最近はTOTOの2代目ドラマーとしてすっかり定着した感のあるSimon Phillipsです。左手リード&ツーバス多点セットによる超絶テクニックもさることながら、この人の一番の魅力はそのロック魂あふれる “一打入魂” ぶりにあると思います。しかも、手数足数は人一倍多いので、饒舌なことこの上ない(笑)。それでも、しっかりロックドラマーしてるところが、さすがブリティッシュロックドラマーの後継者です。
【Streetwise】
続きましては1993年、Zildjan Day Londonでのソロです。オクタバンを活用した一人コールアンドレスポンスから、得意の高速タム回し&ツーバスコンビネーションへと続くこの人らしいソロです。

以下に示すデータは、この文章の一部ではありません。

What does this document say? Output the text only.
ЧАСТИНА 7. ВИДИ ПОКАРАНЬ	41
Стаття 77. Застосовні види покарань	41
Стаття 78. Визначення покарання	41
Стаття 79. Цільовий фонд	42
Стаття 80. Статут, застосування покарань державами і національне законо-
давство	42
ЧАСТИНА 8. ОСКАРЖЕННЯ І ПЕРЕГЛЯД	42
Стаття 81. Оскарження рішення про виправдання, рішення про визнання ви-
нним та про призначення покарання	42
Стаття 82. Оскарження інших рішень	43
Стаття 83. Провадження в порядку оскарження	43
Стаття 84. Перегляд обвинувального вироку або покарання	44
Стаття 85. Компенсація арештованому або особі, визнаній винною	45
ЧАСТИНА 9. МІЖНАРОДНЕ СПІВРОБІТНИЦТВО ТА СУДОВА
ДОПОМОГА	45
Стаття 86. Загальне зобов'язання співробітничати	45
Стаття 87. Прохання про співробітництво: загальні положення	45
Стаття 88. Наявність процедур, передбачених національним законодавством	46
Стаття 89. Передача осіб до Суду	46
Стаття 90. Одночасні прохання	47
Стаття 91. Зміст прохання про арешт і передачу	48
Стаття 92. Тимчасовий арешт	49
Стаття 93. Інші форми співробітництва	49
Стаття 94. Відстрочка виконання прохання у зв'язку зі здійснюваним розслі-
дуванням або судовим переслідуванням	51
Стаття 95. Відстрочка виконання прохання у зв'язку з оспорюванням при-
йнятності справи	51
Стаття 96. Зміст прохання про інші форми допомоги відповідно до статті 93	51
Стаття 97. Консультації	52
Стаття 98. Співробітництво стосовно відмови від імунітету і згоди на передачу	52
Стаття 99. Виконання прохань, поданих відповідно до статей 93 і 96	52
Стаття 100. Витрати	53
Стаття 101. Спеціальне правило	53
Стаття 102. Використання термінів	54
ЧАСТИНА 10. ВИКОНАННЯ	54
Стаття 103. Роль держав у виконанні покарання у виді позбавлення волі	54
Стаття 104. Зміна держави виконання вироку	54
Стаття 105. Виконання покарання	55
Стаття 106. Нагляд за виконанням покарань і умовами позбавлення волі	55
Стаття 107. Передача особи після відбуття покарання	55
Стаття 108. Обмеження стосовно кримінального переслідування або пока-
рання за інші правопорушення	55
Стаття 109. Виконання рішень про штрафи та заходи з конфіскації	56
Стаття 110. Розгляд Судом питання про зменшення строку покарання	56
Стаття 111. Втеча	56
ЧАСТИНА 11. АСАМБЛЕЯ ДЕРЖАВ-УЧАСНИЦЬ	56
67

そういえば、一時期流行したTAMAのオクタバンですが、最近はあまり使ってる人を見なくなりました。この人とStewart Copelandくらいでしょうか。たくさんタイコを並べてますが、アイデアをこらしてそれを使いこなしてるところがさすがです。そして何より、気合いの入ったプレイぶりが男らしい!(笑)
【Solo】
教則ビデオの中から。33/8というワケの分からない変拍子をプレイしています(笑)。ロックドラマーのくせに変拍子が得意なのもこの人の特徴ですね。ビデオの中ではこの他にも、5/4、6/8、7/4といろんな変拍子をプレイして見るものをうんざりさせてくれます(笑)。
【Playing 33/8】
個人的には、この人のベストプレイはThe Whoと一緒にツアーしたときのものだと思います。Keith Moonの天然系手数プレイを、テクニカルな形で自分流に消化していて、しかもむちゃくちゃロックでした。(興奮しすぎてミスっちゃってるのもしっかりビデオに入ってます)
しかし意外にも、シンプルなエイトビートもいいんですよねえ。Mick Jaggarのソロアルバム『Primitive Cool』で全曲Simonが叩いてるんですが、ドライブ感とちょっとしたアイデアで、饒舌に叩かなくてもしっかりこの人の色が出てます。楽曲も名曲ばかりなので、ぜひチェックしてみてくださいませ。